Estos dos maravillosos pasajes pertenecen a La Vida del Buscón. En ellos la crítica y la sátira acerca de la miseria de los hidalgos de la época alcanza lo sublime, hasta tal punto de que puede hacernos pensar si no existe posibilidad de aprender algo útil de aquellos dramas y aquel hambre. No cabían en la España de aquellos años las frivolidades y la vulgaridad que hoy nos acechan en cada esquina. Quizás el paralelismo es tan claro que cuesta aceptarlo y duele más aún asimilar que a lo mejor necesitamos remendar más y comprar menos. Si un cuello no implica una camisa debajo, más que nada porque no hay dinero para la misma, ¿por qué entonces emplear más de 28 millones de euros (1), de los cuales no se dispone, en volver a construir un nuevo Mercado de la Cebada, uno más de tantos que la ciudad lleva viendo en este lugar desde el siglo XV, cuando ya se tiene uno en pie?.

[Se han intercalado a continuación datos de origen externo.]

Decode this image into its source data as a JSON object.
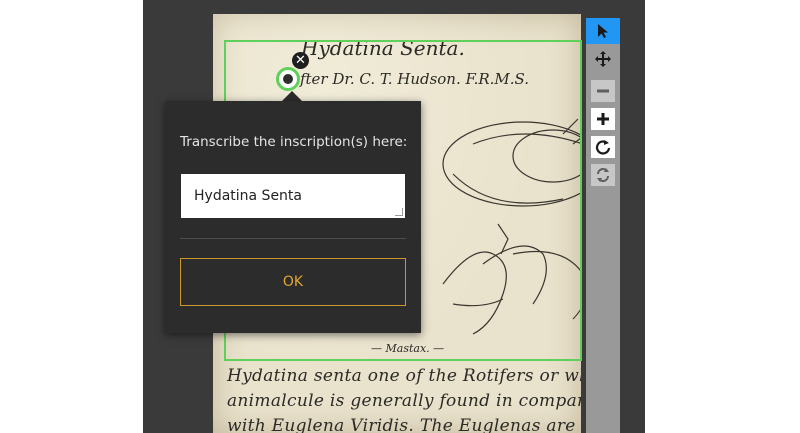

De este tema se han escrito ríos de tinta: unos por la privatización, otros por el proyecto, otros por el dinero y los menos por el latrocinio del uso del espacio para actividades que trascienden las de mercado. Sin embargo no hemos oído apenas nada del gusto, de la moda o de “que ya es algo viejo”. Frases que cimientan las sabias opiniones de nuestros gobernantes, y que son de dominio público, pero tan fútiles que no hay que molestarse en que aparezcan en la prensa, no sea que se destape esta rampante indigencia cultural que nos asola. Hay que hacer un mercado nuevo, y punto. Lo dice todo el mundo. La rehabilitación, la restauración o la transformación orientada quedan fuera del juego. ¿Por no ser las más adecuadas en este caso?, ¿por no disponer de una tecnología suficiente o por ser ésta demasiado cara?, ¿por existir quizá condicionantes que las hagan inviables?. Simplemente -y vamos a aclarar de antemano que la siguiente afirmación es puro prejuicio- porque no creemos que ni la mitad de los arquitectos de esta ciudad sepan la diferencia entre restauración y rehabilitación. Conque imaginemos la opinión crítica de los ciudadanos, representados por estos hiperpreparados ediles que ni siquiera se molestan en plantear tan interesantes posibilidades, más que nada porque probablemente ignoran que existen.
En “El Pintor de la Vida Moderna”, Baudelaire afirmaba: “para que toda modernidad sea digna de convertirse en antigüedad, es preciso que sea extraída de ella la belleza misteriosa que la vida humana invariablemente aporta”. Pero, ¿cómo permitir a un edificio envejecer con elegancia si antes de que tal cosa comience a ocurrir ya estamos pensando en cómo sustituirlo?. No nos sorprendamos, es la actitud del mundo en que vivimos. Cambie usted ahora lo que ya ha pasado de moda. Aunque funcione, aunque sirva, aunque tenga un diseño digno y trabajado. No importa, mientras hablamos ya ha envejecido y debe ser sustituido. No lo piense. Simplemente tire, cambie y consuma.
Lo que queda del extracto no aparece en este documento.